93 É, portanto, evidente o caráter formal do direito, que não busca realizar a justiça (que não tem caráter descritivo – assume a crítica de Hume), mas a pacificação social, como se disse no início do tópico.

A questão da política, para Ross, precisaria ser entendida em seu plano próprio, dentro da ciência do direito, embora isso ainda não tenha sido bem desenvolvido, já que as teorias políticas tendem a se relacionar com teses metafísicas. Para ele, mesmo as tentativas de fundamentar a discussão política em uma base científica, não obtiveram suporte metodológico numa teoria básica da natureza da argumentação prática, de sua função e de sua mecânica250.

Ross argumenta, assim, que a discussão política deve basear-se no ponto de vista fundamental de que ela não se dá no plano da lógica e, portanto, não se busca provar verdades. Deve-se analisá-la no plano psicológico-tecnológico251. Seria através da política jurídica que a consciência jurídica (uma espécie de consenso ideal sobre o direito) operaria os reajustes que fossem necessários à estrutura do direito. Em suas palavras:

A tarefa da política jurídica nesses campos consiste em lograr um suave ajuste do direito às condições técnicas e ideológicas modificadas, com a consciência jurídica como estrela polar. É mister preservar a continuidade da tradição jurídica e tentar, ao mesmo tempo, satisfazer novas aspirações. É claro, a configuração mais detalhada da consciência jurídica em regras de direito manejáveis tem que atender a considerações técnicas fundadas em conhecimentos sociológicos ou em cálculos. O respeito à tradição e à consciência jurídica explicam porque o ponto de vista dos advogados é profissionalmente conservador. Este ponto de vista se justificava particularmente outrora, já que considerações ideológicas, fundadas no direito natural ou em conceitos históricos, reinavam de forma quase suprema. O papel do jurista como homem político jurídico é atuar, na medida do possível, como um técnico racional; neste papel ele não é nem conservador, nem progressista. Como outros técnicos, simplesmente coloca seu conhecimento e habilidade à disposição de outros, em seu caso aqueles que seguram as rédeas do poder político252.
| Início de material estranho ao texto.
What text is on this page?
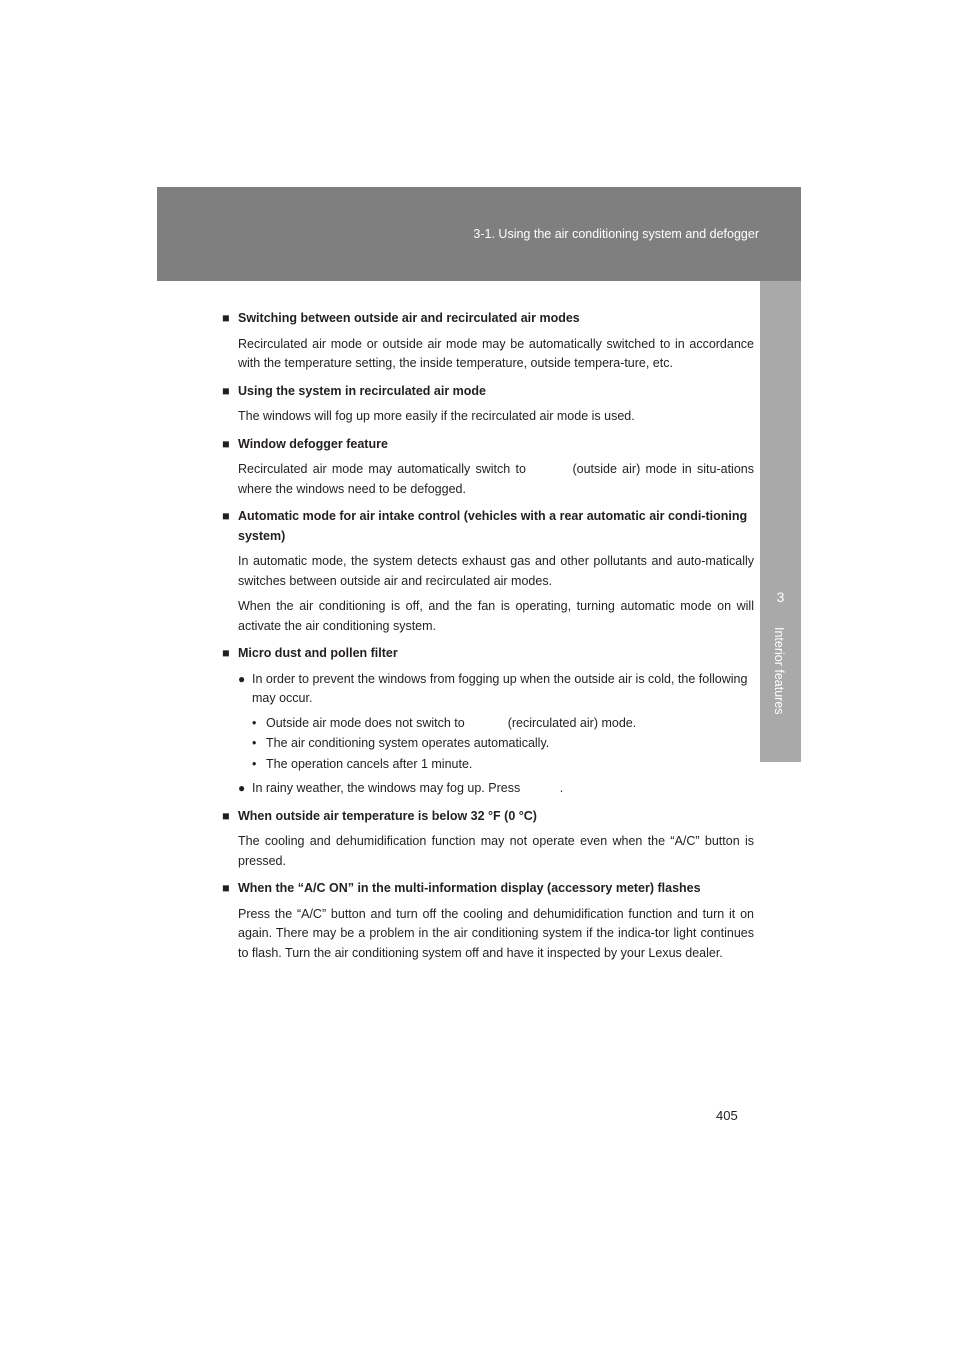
3-1. Using the air conditioning system and defogger
3
Interior features
■ Switching between outside air and recirculated air modes

Recirculated air mode or outside air mode may be automatically switched to in accordance with the temperature setting, the inside temperature, outside tempera-ture, etc.

■ Using the system in recirculated air mode

The windows will fog up more easily if the recirculated air mode is used.

■ Window defogger feature

Recirculated air mode may automatically switch to	(outside air) mode in situ-ations where the windows need to be defogged.

■ Automatic mode for air intake control (vehicles with a rear automatic air condi-tioning system)

In automatic mode, the system detects exhaust gas and other pollutants and auto-matically switches between outside air and recirculated air modes.

When the air conditioning is off, and the fan is operating, turning automatic mode on will activate the air conditioning system.

■ Micro dust and pollen filter
● In order to prevent the windows from fogging up when the outside air is cold, the following may occur.
• Outside air mode does not switch to	(recirculated air) mode.
• The air conditioning system operates automatically.
• The operation cancels after 1 minute.
● In rainy weather, the windows may fog up. Press	.
■ When outside air temperature is below 32 °F (0 °C)

The cooling and dehumidification function may not operate even when the “A/C” button is pressed.

■ When the “A/C ON” in the multi-information display (accessory meter) flashes

Press the “A/C” button and turn off the cooling and dehumidification function and turn it on again. There may be a problem in the air conditioning system if the indica-tor light continues to flash. Turn the air conditioning system off and have it inspected by your Lexus dealer.

405
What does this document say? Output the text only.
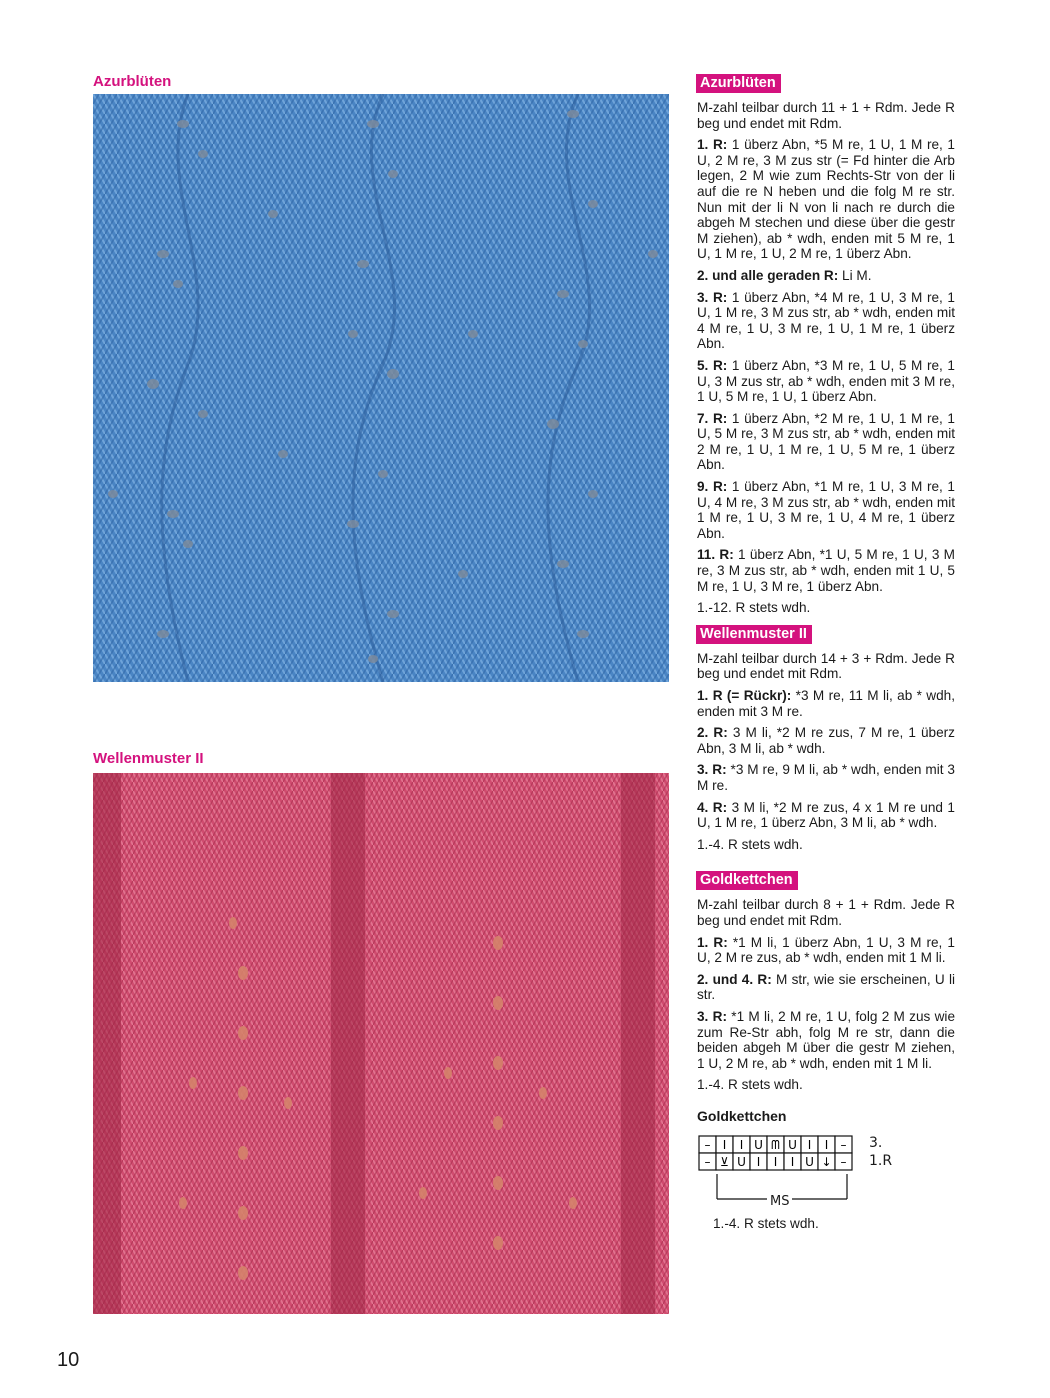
Azurblüten
Wellenmuster II
Azurblüten

M-zahl teilbar durch 11 + 1 + Rdm. Jede R beg und endet mit Rdm.

1. R: 1 überz Abn, *5 M re, 1 U, 1 M re, 1 U, 2 M re, 3 M zus str (= Fd hinter die Arb legen, 2 M wie zum Rechts-Str von der li auf die re N heben und die folg M re str. Nun mit der li N von li nach re durch die abgeh M stechen und diese über die gestr M ziehen), ab * wdh, enden mit 5 M re, 1 U, 1 M re, 1 U, 2 M re, 1 überz Abn.

2. und alle geraden R: Li M.

3. R: 1 überz Abn, *4 M re, 1 U, 3 M re, 1 U, 1 M re, 3 M zus str, ab * wdh, enden mit 4 M re, 1 U, 3 M re, 1 U, 1 M re, 1 überz Abn.

5. R: 1 überz Abn, *3 M re, 1 U, 5 M re, 1 U, 3 M zus str, ab * wdh, enden mit 3 M re, 1 U, 5 M re, 1 U, 1 überz Abn.

7. R: 1 überz Abn, *2 M re, 1 U, 1 M re, 1 U, 5 M re, 3 M zus str, ab * wdh, enden mit 2 M re, 1 U, 1 M re, 1 U, 5 M re, 1 überz Abn.

9. R: 1 überz Abn, *1 M re, 1 U, 3 M re, 1 U, 4 M re, 3 M zus str, ab * wdh, enden mit 1 M re, 1 U, 3 M re, 1 U, 4 M re, 1 überz Abn.

11. R: 1 überz Abn, *1 U, 5 M re, 1 U, 3 M re, 3 M zus str, ab * wdh, enden mit 1 U, 5 M re, 1 U, 3 M re, 1 überz Abn.

1.-12. R stets wdh.

Wellenmuster II

M-zahl teilbar durch 14 + 3 + Rdm. Jede R beg und endet mit Rdm.

1. R (= Rückr): *3 M re, 11 M li, ab * wdh, enden mit 3 M re.

2. R: 3 M li, *2 M re zus, 7 M re, 1 überz Abn, 3 M li, ab * wdh.

3. R: *3 M re, 9 M li, ab * wdh, enden mit 3 M re.

4. R: 3 M li, *2 M re zus, 4 x 1 M re und 1 U, 1 M re, 1 überz Abn, 3 M li, ab * wdh.

1.-4. R stets wdh.

Goldkettchen

M-zahl teilbar durch 8 + 1 + Rdm. Jede R beg und endet mit Rdm.

1. R: *1 M li, 1 überz Abn, 1 U, 3 M re, 1 U, 2 M re zus, ab * wdh, enden mit 1 M li.

2. und 4. R: M str, wie sie erscheinen, U li str.

3. R: *1 M li, 2 M re, 1 U, folg 2 M zus wie zum Re-Str abh, folg M re str, dann die beiden abgeh M über die gestr M ziehen, 1 U, 2 M re, ab * wdh, enden mit 1 M li.

1.-4. R stets wdh.

Goldkettchen
– I I U ᗰ U I I –
– ⊻ U I I I U ↓ –
3.
1.R
MS
1.-4. R stets wdh.
10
Ao final, pelo que se infere, a consciência jurídica, que é um conceito linguístico e operativo – e que, assim, realiza uma nítida função –, seria o norte (a estrela polar) pelo qual se preserva a tradição e se busca o progresso, onde se utiliza das considerações técnicas e dos conhecimentos sociológicos, a fundamentação do próprio sistema. Que, embora ele não assuma, tem uma evidente condição metafísica, registre-se.